Patterns in Event-Driven Architectures
In this set of articles, we will detail some of the most import event-driven patterns that can be utilised during your event-driven microservice implementation.
Adopting messaging (Pub/Sub) as a microservice communication approach involves using, at least, the following patterns:
- Decompose by subdomain: The domain-driven design approach is useful to identify and classify business functions and the corresponding microservices that would be associated with them. With the event storming method, aggregates help to find those subdomains of responsibility. (Source Chris Richardson - Microservices Patterns)
- Database per service: Each service persists data privately and is accessible only via its API. Services are loosely coupled limiting impact to other services when schema changes occur in the database. The chosen database technology is driven by business requirements. (Source Chris Richardson - Microservices Patterns) The implementation of transactions that span multiple services is complex and enforces using the Saga pattern. Queries that span multiple entities are a challenge and CQRS represents an interesting solution.

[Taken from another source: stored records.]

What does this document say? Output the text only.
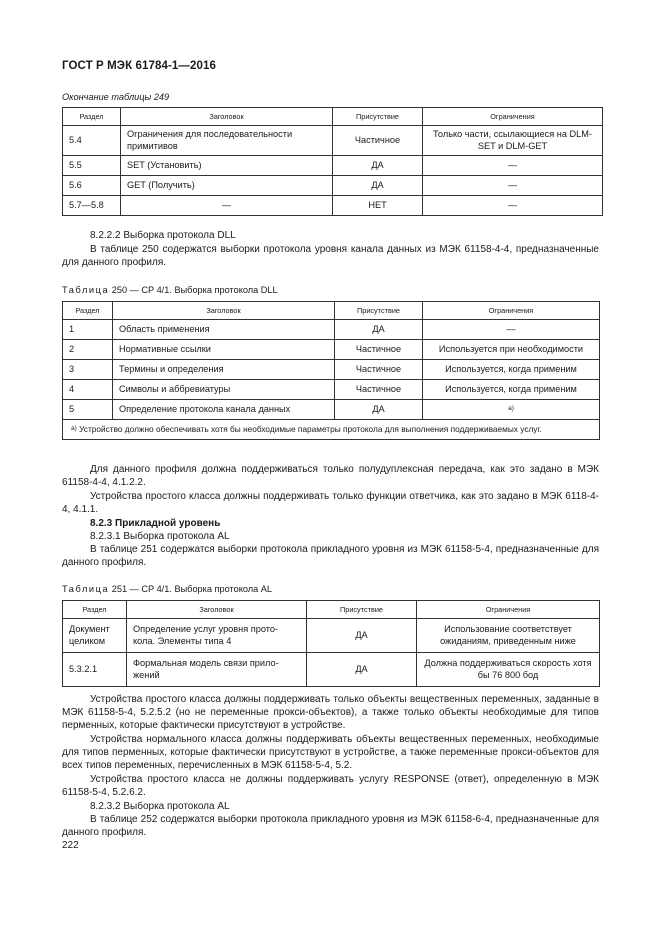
ГОСТ Р МЭК 61784-1—2016
Окончание таблицы 249
Раздел	Заголовок	Присутствие	Ограничения
5.4	Ограничения для последовательности примитивов	Частичное	Только части, ссылающиеся на DLM-SET и DLM-GET
5.5	SET (Установить)	ДА	—
5.6	GET (Получить)	ДА	—
5.7—5.8	—	НЕТ	—
8.2.2.2 Выборка протокола DLL
В таблице 250 содержатся выборки протокола уровня канала данных из МЭК 61158-4-4, предназначенные для данного профиля.
Таблица 250 — CP 4/1. Выборка протокола DLL
Раздел	Заголовок	Присутствие	Ограничения
1	Область применения	ДА	—
2	Нормативные ссылки	Частичное	Используется при необходимости
3	Термины и определения	Частичное	Используется, когда применим
4	Символы и аббревиатуры	Частичное	Используется, когда применим
5	Определение протокола канала данных	ДА	$^{a)}$
$^{a)}$ Устройство должно обеспечивать хотя бы необходимые параметры протокола для выполнения поддерживаемых услуг.			
Для данного профиля должна поддерживаться только полудуплексная передача, как это задано в МЭК 61158-4-4, 4.1.2.2.
Устройства простого класса должны поддерживать только функции ответчика, как это задано в МЭК 6118-4-4, 4.1.1.
8.2.3 Прикладной уровень
8.2.3.1 Выборка протокола AL
В таблице 251 содержатся выборки протокола прикладного уровня из МЭК 61158-5-4, предназначенные для данного профиля.
Таблица 251 — CP 4/1. Выборка протокола AL
Раздел	Заголовок	Присутствие	Ограничения
Документ целиком	Определение услуг уровня прото-кола. Элементы типа 4	ДА	Использование соответствует ожиданиям, приведенным ниже
5.3.2.1	Формальная модель связи прило-жений	ДА	Должна поддерживаться скорость хотя бы 76 800 бод
Устройства простого класса должны поддерживать только объекты вещественных переменных, заданные в МЭК 61158-5-4, 5.2.5.2 (но не переменные прокси-объектов), а также только объекты необходимые для типов перменных, которые фактически присутствуют в устройстве.
Устройства нормального класса должны поддерживать объекты вещественных переменных, необходимые для типов перменных, которые фактически присутствуют в устройстве, а также переменные прокси-объектов для всех типов переменных, перечисленных в МЭК 61158-5-4, 5.2.
Устройства простого класса не должны поддерживать услугу RESPONSE (ответ), определенную в МЭК 61158-5-4, 5.2.6.2.
8.2.3.2 Выборка протокола AL
В таблице 252 содержатся выборки протокола прикладного уровня из МЭК 61158-6-4, предназначенные для данного профиля.
222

- Strangler pattern: Used to incrementally migrate an existing, monolithic, application by replacing a set of features to a microservice but keep both running in parallel. Applying a domain driven design approach, you may strangle the application using bounded context. But then as soon as this pattern is applied, you need to assess the co-existence between existing bounded contexts and the new microservices. One of the challenges will be to define where the write and read operations occurs, and how data should be replicated between the contexts. This is where event driven architecture helps.
- Event sourcing: persists, to an append log, the states of a business entity, such as an Order, as a sequence of immutable state-changing events.
- Command Query Responsibility Segregation: helps to separate queries from commands and help to address queries with cross-microservice boundary.
- Saga pattern: Microservices publish events when something happens in the scope of their control like an update in the business entities they are responsible for. A microservice, interested in other business entities, subscribes to those events and it can update its own state and business entities on receipt of these events. Business entity keys need to be unique and immutable.
- Event reprocessing with dead letter: event driven microservices may have to call external services via a synchronous call. We need to process failure in order to get response from those services using event backbone.
- Transactional outbox: A service command typically needs to update the database and send messages/events. The approach is to use an outbox table to keep the message to sent and a message relay process to publish events inserted into database to the event backbone. (Source Chris Richardson - Microservices Patterns)
How to migrate a monolithic application to a microservice based architecture without doing the huge effort of redeveloping the application from a blank slate. Replacing and rewriting an existing application can be a huge investment. Rewriting a subset of business functions while running current application in parallel may be relevant and reduce risk and velocity of changes.
The figure below illustrates a typical mainframe application, with external Java based user interface connected to the mainframe via iop/corba and with three different applications to manage product, order and customer.
The approach is to use a “strangler” interface to dispatch a request to new or old features. Existing features to migrate are selected by trying to isolate sub components.
One of main challenges is to isolate the data store and disover how the new microservices and the legacy application are accessing the shared data. Continuous data replication can be a solution to propagate write model to read model. Write model will most likely stays on the monolitic application, change data capture can be used, with event backbone to propagate change to read model.
The facade needs to be scalable and not a single point of failure. It needs to support new APIs (RESTful) and old API (most likely SOAP).
The following figure illustrates an implementation using an event driven solution with data replication to synchronize the write model to the read model on the mainframe.
When distributed transaction is not supported by the messaging middleware (like current Kafka version), it is important to ensure consistency between the records in the database and the events published. In the reference implementation we used the approach to publish to the topic as soon as an order is received via the API and then the same code, is consuming this events to persist to the database. With this approach if write to the topic operation fails, the application can return an error to the user, if the write operation to the database fails, the code can reload from the non-committed record.
But there is another solution presented by the transactional outbox. For detailed information about this pattern see the documentation of the pattern in Chris Richardson’s site: Transactional outbox.
To summarize this pattern, the approach is to use an
outbox table to keep the messages to sent and a message relay process to publish events inserted into database to the event backbone. In modern solution this relay is a change data capture agent. The following schema illustrates the approach:
To get a concrete example of this pattern we have developed a deep dive lab using Quarkus Debezium outbox pattern and a DB2 database.